While Chamberlain out-and-out-played Russell throughout his 142 career games (28.7 rebounds per game to 23.7, 28.7 points per game to 14.5) and his entire career (22, 9 RPG in 22.5, 30.1 PPG in 15.1), Russell usually gets the award. as the best overall player, mainly because his teams won 87 (61%) of those games.

In the eight playoff series between the two, Russell and the Celtics won seven. Russell has 11 championship rings; Chamberlain only has two, and only one was won against Russell’s Celtics.

“I was the bad guy because he was so much bigger and stronger than anybody,” Chamberlain told the Boston Herald in 1995. “People don’t tend to root for Goliath, and Bill was a jovial guy back then and he really had a great laugh. A plus, he played on the greatest team in history.

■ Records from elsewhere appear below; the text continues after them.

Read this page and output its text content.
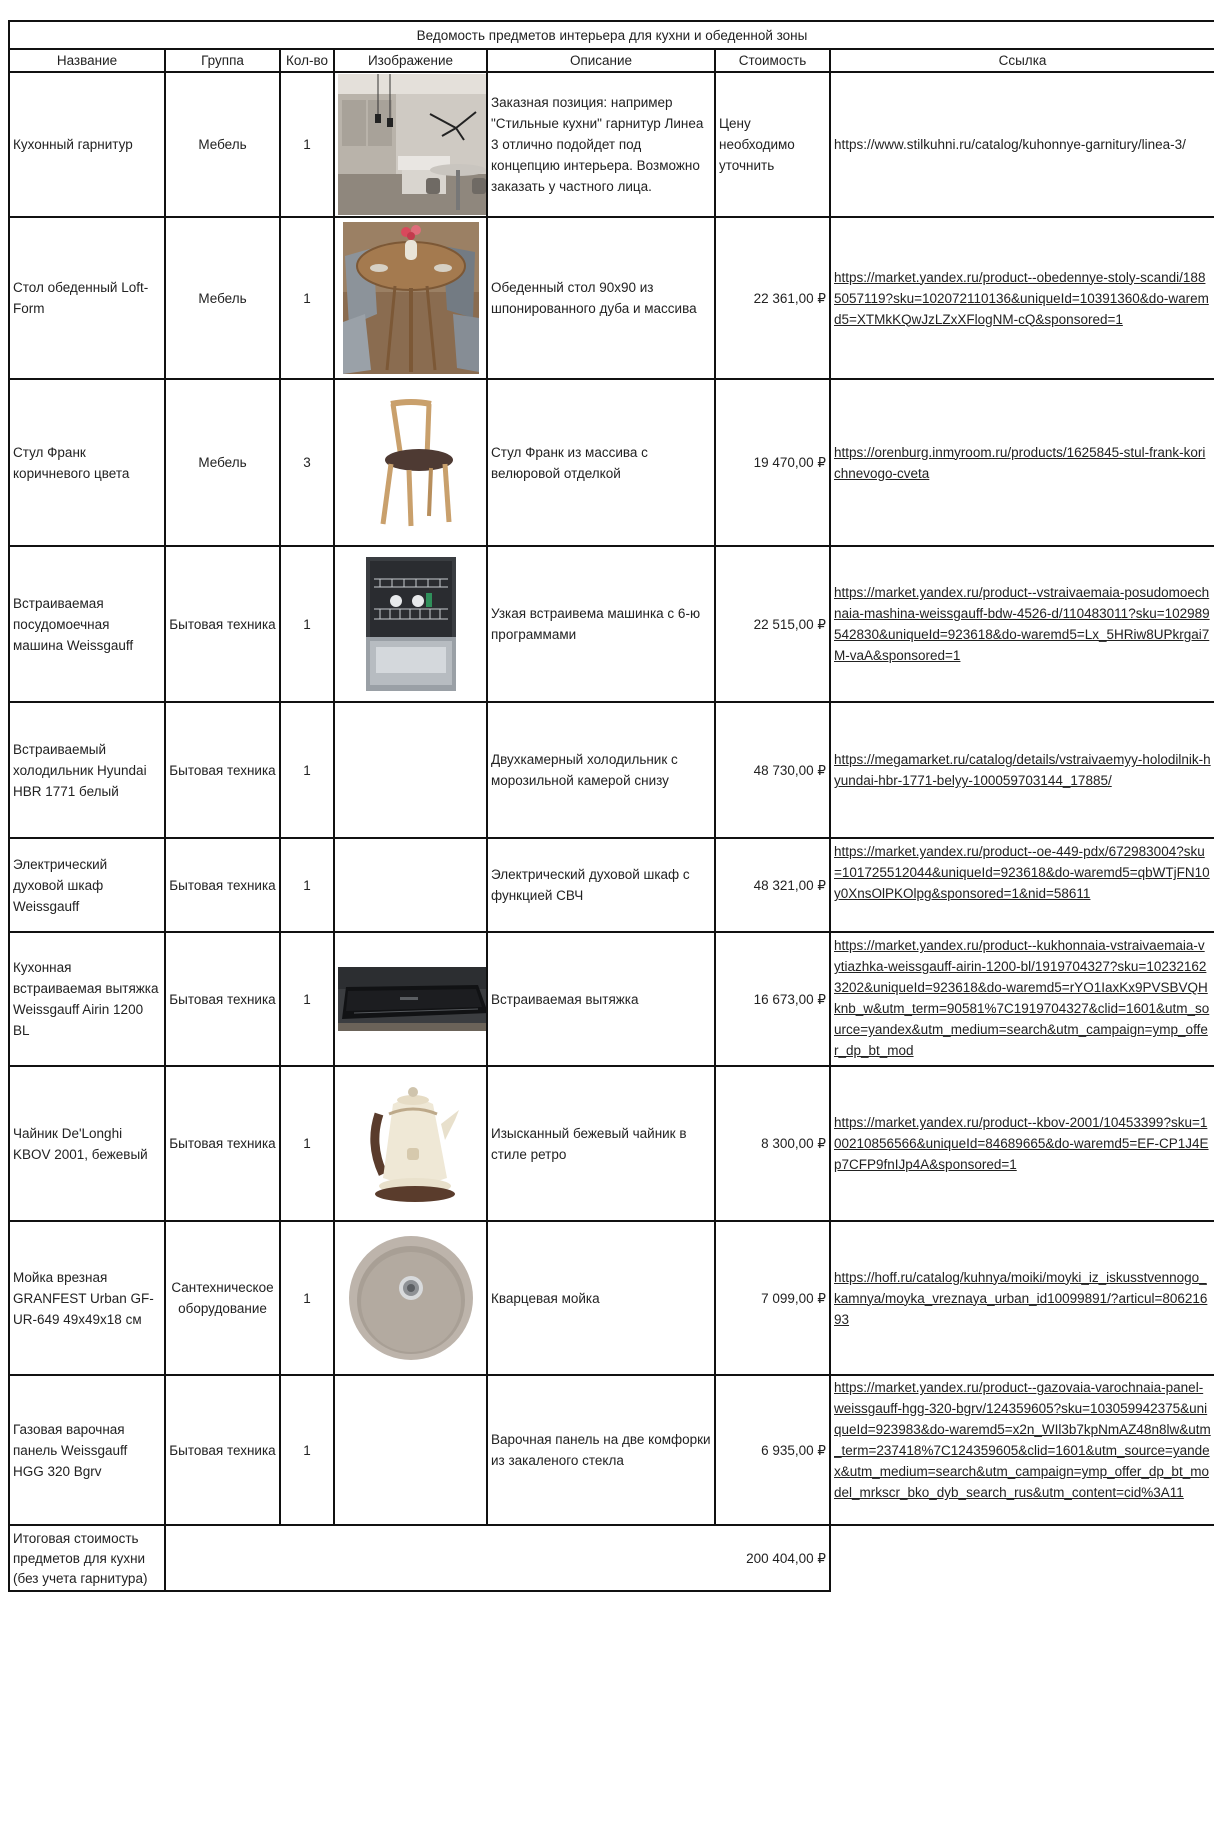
Ведомость предметов интерьера для кухни и обеденной зоны						
Название	Группа	Кол-во	Изображение	Описание	Стоимость	Ссылка
Кухонный гарнитур	Мебель	1		Заказная позиция: например "Стильные кухни" гарнитур Линеа 3 отлично подойдет под концепцию интерьера. Возможно заказать у частного лица.	Цену необходимо уточнить	https://www.stilkuhni.ru/catalog/kuhonnye-garnitury/linea-3/

Стол обеденный Loft-Form	Мебель	1		Обеденный стол 90х90 из шпонированного дуба и массива	22 361,00 ₽	https://market.yandex.ru/product--obedennye-stoly-scandi/1885057119?sku=102072110136&uniqueId=10391360&do-waremd5=XTMkKQwJzLZxXFlogNM-cQ&sponsored=1

Стул Франк коричневого цвета	Мебель	3		Стул Франк из массива с велюровой отделкой	19 470,00 ₽	https://orenburg.inmyroom.ru/products/1625845-stul-frank-korichnevogo-cveta

Встраиваемая посудомоечная машина Weissgauff	Бытовая техника	1		Узкая встраивема машинка с 6-ю программами	22 515,00 ₽	https://market.yandex.ru/product--vstraivaemaia-posudomoechnaia-mashina-weissgauff-bdw-4526-d/110483011?sku=102989542830&uniqueId=923618&do-waremd5=Lx_5HRiw8UPkrgai7M-vaA&sponsored=1

Встраиваемый холодильник Hyundai HBR 1771 белый	Бытовая техника	1		Двухкамерный холодильник с морозильной камерой снизу	48 730,00 ₽	https://megamarket.ru/catalog/details/vstraivaemyy-holodilnik-hyundai-hbr-1771-belyy-100059703144_17885/

Электрический духовой шкаф Weissgauff	Бытовая техника	1		Электрический духовой шкаф с функцией СВЧ	48 321,00 ₽	https://market.yandex.ru/product--oe-449-pdx/672983004?sku=101725512044&uniqueId=923618&do-waremd5=qbWTjFN10y0XnsOlPKOlpg&sponsored=1&nid=58611

Кухонная встраиваемая вытяжка Weissgauff Airin 1200 BL	Бытовая техника	1		Встраиваемая вытяжка	16 673,00 ₽	https://market.yandex.ru/product--kukhonnaia-vstraivaemaia-vytiazhka-weissgauff-airin-1200-bl/1919704327?sku=102321623202&uniqueId=923618&do-waremd5=rYO1IaxKx9PVSBVQHknb_w&utm_term=90581%7C1919704327&clid=1601&utm_source=yandex&utm_medium=search&utm_campaign=ymp_offer_dp_bt_mod

Чайник De'Longhi KBOV 2001, бежевый	Бытовая техника	1		Изысканный бежевый чайник в стиле ретро	8 300,00 ₽	https://market.yandex.ru/product--kbov-2001/10453399?sku=100210856566&uniqueId=84689665&do-waremd5=EF-CP1J4Ep7CFP9fnIJp4A&sponsored=1

Мойка врезная GRANFEST Urban GF-UR-649 49х49х18 см	Сантехническое оборудование	1		Кварцевая мойка	7 099,00 ₽	https://hoff.ru/catalog/kuhnya/moiki/moyki_iz_iskusstvennogo_kamnya/moyka_vreznaya_urban_id10099891/?articul=80621693

Газовая варочная панель Weissgauff HGG 320 Bgrv	Бытовая техника	1		Варочная панель на две комфорки из закаленого стекла	6 935,00 ₽	https://market.yandex.ru/product--gazovaia-varochnaia-panel-weissgauff-hgg-320-bgrv/124359605?sku=103059942375&uniqueId=923983&do-waremd5=x2n_WIl3b7kpNmAZ48n8lw&utm_term=237418%7C124359605&clid=1601&utm_source=yandex&utm_medium=search&utm_campaign=ymp_offer_dp_bt_model_mrkscr_bko_dyb_search_rus&utm_content=cid%3A11

Итоговая стоимость предметов для кухни (без учета гарнитура)	200 404,00 ₽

“My team was losing and his team was winning, so it would be natural for me to be jealous. It’s not true. I’m more than happy with how things turned out. Overall it was the best, by far, and that only helped bring out the best in me.”

After Russell retired from basketball, his place in history assured, he moved into wider spheres, hosting radio and television shows and writing newspaper columns on general topics.

In 1973, Russell took over the Seattle SuperSonics, then a six-year-old expansion franchise that had never made the playoffs, as coach and general manager. The previous year, the Sonics had won 26 games and sold 350 season tickets. Under Russell, they went 36, 43, 43 and 40, making the playoffs twice. When he resigned, they had a solid base of 5,000 season tickets and the stuff to make the NBA Finals the following two years.

Russell was frustrated by players’ reluctance to embrace the team concept. Some suggested that the problem was Russell himself; he was said to be aloof, moody and unable to accept anything other than Celtics tradition. Ironically, Lenny Wilkens guided Seattle to a championship two years later, preaching the same team concept that Russell had unsuccessfully tried to instill.

A decade after leaving Seattle, Russell gave coaching another try, replacing Jerry Reynolds as the Sacramento Kings’ coach early in the 1987-88 season. The team staggered to a 17-41 record and Russell left midseason.